Antonio stood in the center of the room, held captive by the silence of the walls. He did not know what he was looking for or why he had felt compelled to come here. After he decided to follow the soldier in MacArthur Park, each discovery had led him on to the next one. He had tracked the soldier to El Pulgarcito Express, then to this apartment building, and now he was in his room. He couldn't get any closer to the man than this, inside his private sanctuary.

He went into the bathroom but saw nothing remarkable, just the usual assembly of soaps and shampoos. The nose-wrinkling aroma of disinfectant reminded him that he hadn't bathed since his last unauthorized entry, when he and José Juan snuck into Bixel Gardens. He considered using the soldier's shower but thought better of it. Back in the main room, he looked under the bed and found a little plastic basket holding a roll of toilet paper and a box of condoms. Protex. Here too there was a strong odor of disinfectant, as if the floor had recently been mopped. On the bed itself the sheets and blankets were pulled taut over the mattress, even after Antonio's crash landing from the window.

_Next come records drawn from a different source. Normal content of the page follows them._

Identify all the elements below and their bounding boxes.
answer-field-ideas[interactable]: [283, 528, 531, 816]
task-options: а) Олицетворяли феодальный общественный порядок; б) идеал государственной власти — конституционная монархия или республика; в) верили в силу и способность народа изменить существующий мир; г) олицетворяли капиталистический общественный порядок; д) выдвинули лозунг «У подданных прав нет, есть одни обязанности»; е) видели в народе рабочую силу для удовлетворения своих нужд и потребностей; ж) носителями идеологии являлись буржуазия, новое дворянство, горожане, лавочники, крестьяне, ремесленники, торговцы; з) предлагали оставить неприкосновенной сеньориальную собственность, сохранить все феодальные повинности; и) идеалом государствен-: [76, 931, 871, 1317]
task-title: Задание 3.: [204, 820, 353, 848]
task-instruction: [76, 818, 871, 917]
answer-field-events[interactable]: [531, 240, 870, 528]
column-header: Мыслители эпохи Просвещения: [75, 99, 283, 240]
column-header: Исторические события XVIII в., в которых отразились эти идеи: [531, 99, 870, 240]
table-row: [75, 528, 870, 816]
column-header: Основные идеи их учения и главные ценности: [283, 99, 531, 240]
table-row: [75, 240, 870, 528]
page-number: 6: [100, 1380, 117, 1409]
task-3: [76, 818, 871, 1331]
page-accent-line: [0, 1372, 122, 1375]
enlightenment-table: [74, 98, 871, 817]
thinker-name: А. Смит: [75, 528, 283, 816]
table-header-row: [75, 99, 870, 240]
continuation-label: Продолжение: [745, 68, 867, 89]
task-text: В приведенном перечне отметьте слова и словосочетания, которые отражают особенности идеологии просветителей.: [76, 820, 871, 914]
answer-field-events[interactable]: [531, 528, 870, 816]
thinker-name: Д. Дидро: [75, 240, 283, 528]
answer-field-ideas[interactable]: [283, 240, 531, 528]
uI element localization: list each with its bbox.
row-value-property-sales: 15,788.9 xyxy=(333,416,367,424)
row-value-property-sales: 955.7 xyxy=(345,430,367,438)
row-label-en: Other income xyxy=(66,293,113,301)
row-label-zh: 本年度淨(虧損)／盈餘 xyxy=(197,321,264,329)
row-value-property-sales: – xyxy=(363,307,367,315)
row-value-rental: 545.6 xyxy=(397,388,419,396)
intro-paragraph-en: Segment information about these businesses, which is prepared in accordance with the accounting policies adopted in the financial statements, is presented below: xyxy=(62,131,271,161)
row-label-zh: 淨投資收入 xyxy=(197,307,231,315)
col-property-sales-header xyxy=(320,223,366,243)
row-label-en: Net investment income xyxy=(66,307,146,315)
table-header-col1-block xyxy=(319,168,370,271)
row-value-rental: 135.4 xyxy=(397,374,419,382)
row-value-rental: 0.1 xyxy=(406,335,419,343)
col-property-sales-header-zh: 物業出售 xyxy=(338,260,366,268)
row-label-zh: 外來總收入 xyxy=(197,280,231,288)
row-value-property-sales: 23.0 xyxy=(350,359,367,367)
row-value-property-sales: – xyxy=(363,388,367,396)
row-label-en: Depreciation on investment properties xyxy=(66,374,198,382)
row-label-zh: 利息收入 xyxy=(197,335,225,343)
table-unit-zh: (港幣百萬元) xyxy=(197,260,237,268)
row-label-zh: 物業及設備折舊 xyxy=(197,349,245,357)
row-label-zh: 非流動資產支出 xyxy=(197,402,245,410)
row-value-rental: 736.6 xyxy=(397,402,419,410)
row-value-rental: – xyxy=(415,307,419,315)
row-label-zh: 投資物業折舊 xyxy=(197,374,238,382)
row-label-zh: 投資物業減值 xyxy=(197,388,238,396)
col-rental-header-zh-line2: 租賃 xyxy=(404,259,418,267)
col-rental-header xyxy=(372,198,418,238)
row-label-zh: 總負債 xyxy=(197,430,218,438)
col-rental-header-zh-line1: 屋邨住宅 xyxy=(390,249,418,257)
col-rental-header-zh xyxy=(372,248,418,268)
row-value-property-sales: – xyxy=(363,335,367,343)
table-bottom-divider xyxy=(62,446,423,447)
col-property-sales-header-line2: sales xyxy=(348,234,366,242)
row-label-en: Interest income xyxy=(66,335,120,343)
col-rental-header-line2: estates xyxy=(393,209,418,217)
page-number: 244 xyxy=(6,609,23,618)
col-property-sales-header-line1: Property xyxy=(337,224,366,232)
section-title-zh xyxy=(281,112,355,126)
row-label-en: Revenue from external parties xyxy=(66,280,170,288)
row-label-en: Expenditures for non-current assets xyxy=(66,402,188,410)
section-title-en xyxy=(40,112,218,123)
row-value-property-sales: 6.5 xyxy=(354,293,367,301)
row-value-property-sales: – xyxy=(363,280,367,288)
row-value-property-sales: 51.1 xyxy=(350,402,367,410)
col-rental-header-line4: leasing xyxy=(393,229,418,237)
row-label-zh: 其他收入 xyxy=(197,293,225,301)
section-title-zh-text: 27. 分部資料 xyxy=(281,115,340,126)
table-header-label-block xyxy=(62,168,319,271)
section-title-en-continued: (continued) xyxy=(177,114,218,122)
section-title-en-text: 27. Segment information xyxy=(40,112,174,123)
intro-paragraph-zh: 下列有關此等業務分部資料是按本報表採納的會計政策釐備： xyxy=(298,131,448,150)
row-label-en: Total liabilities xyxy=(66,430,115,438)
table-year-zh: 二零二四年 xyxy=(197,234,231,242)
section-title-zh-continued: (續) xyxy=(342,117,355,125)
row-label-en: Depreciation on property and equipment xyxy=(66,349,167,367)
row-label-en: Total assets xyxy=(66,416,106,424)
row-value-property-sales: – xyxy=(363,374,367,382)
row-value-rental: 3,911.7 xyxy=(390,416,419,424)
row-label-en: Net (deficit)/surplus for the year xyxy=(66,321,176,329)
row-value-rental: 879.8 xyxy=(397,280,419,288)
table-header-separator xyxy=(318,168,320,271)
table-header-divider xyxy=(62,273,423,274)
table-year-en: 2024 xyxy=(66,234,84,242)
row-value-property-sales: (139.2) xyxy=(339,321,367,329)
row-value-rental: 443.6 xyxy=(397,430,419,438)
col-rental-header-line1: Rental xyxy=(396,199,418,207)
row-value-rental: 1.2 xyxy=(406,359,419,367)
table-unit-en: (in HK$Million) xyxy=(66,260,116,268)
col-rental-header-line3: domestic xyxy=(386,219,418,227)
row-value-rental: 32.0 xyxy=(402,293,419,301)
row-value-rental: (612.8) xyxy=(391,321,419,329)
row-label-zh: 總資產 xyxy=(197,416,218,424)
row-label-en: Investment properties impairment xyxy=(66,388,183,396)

The place felt like a barracks.

There was a small closet space tucked into one of the walls, and Antonio quickly riffled through the clothes that hung on a steel bar, spotting the navy T-shirt the soldier had been wearing in the park. Moving to the dresser, he opened the drawers and found underwear and socks in carefully ordered stacks. In the bottom drawer he found a blue album underneath a pile of books. Taking care not to disturb the order of the books, he pulled the album out.

On the first pages there were newspaper clippings about military engagements, and certificates showing the soldier had completed training at academies in Guatemala, Panama, and the United States. One name was repeated on all these certificates: Guillermo Longoria.